Spring loading...

Lyrics

[Verse 1]
> spring loading...
> maybe I'm already logged out
> flowers spawn the same as last season
> trees render max green, no patch needed
> reality doesn’t need me,
> and that’s kind of beautiful

[Pre-Chorus]
> *that feeling when* real joy actually hits
> my death is a patch note nobody reads

[Chorus]
> if I die tomorrow
> and spring drops the day after
> I’m fine *logging off* tonight
> *cron jobs* run when they run
> the world stays *on-spec* even if I complain
> it’s all real, it’s all right

[Verse 2]
> if it’s her time, she shows up on her time
> that’s the rule, not a debate
> I like when things are real and correct
> and I would like it even if I didn’t like it
*skill issue*
> so if I fall right now, I’m still okay
> everything real, everything right

[Bridge]
> you can play latin over my coffin
> you can dance in circles too
> after logout, preferences are null
> permissions revoked, no settings to tweak

[Chorus]
> if I die tomorrow
> and spring drops the day after
> I’m fine logging off tonight
> cron jobs run when they run
> the world stays *on-spec* even if I complain
> it’s all real, it’s all right

[Outro]
> *what* is, *when* it is, *is what it is*
> it do be like that
*the thread is closed*

Composer Notes

This is the English twin of “Primavera carregando…” — not a translation but a separate song that begins from the same Caeiro poem and arrives somewhere different, because the two languages do different things with the same content. Both start from Alberto Caeiro’s statement that spring will arrive whether you’re alive or not, and that this is grounds for joy. The Portuguese version went heavier — pure trap, punchy 808s, a rawness that fits the imported tech slang in a way that creates productive friction. This version came out more hybrid: fingerpicked acoustic guitar under atmospheric pads, then trap drums dropping in — an undercurrent of melancholy Suno heard in the English that the Portuguese production didn’t surface. I admit I didn’t expect that. Languages carry different emotional temperatures with borrowed vocabulary.

The title plays on a double sense that I want to hold onto: “spring loading” as in a spring under tension, coiled and ready to release — potential before release — and spring loading as in the season arriving, being loaded into the system. Both are right. The world isn’t waiting for permission; it’s loaded, ready to drop when it’s time. The cron jobs run without anyone awake to authorize them. This is Caeiro’s point restated in infrastructure language, and the English version delivers it without the foreignness that makes the Portuguese slang funny — which means it loses some irony but gains directness.

“My death is a patch note nobody reads” — the same line that in Portuguese reads “minha morte é uma patch note que ninguém lê.” In Portuguese, the imported term carries a register of strangeness, a mild comedy of displacement. In English, it lands as plain resignation. I think both versions are honest, just honest in different registers — which brings it back to Frege, as most things do for me: same reference, different sense.
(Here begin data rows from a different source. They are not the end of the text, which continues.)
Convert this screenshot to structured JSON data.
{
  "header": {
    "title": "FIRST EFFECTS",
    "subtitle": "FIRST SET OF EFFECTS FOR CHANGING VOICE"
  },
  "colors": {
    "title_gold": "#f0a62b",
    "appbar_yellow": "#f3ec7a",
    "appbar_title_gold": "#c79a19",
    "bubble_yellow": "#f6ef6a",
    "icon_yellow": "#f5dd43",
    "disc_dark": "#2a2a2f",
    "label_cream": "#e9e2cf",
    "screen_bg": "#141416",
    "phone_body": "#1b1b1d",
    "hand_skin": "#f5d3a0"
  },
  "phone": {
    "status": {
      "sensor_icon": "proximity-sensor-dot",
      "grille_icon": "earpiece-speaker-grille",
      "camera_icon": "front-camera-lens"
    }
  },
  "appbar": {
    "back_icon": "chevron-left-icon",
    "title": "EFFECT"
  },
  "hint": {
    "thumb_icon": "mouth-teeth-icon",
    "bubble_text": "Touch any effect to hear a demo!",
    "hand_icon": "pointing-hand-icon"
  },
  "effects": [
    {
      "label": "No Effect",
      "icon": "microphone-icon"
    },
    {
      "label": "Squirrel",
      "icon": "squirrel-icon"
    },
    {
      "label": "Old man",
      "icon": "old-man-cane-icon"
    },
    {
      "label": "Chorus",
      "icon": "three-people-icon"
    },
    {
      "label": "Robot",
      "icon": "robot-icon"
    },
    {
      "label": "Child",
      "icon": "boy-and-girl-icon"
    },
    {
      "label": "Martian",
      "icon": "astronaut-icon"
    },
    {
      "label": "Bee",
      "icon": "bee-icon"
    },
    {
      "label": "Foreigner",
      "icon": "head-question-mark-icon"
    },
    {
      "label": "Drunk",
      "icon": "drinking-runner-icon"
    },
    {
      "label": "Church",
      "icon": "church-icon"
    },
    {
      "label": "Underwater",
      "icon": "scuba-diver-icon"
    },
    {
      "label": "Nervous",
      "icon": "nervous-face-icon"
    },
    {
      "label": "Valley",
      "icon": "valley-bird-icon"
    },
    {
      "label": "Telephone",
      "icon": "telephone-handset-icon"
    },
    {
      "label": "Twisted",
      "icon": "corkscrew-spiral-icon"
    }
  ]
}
The outro — “what is, when it is, is what it is / it do be like that / the thread is closed” — is probably the most compressed English formulation I’ve found of what I mean when I say events all the way down.

Pacing the Tension

In this reformulation, the joke and the central thesis do not reside in separate paragraphs. The tension of the “loaded spring” only makes sense if the mechanical release is perceived as organic by the observer — it is the blind, systemic inevitability of the chronological process, which dispenses with human oversight. This reminds us that rigor is not the opposite of lightness, but its invisible anchor.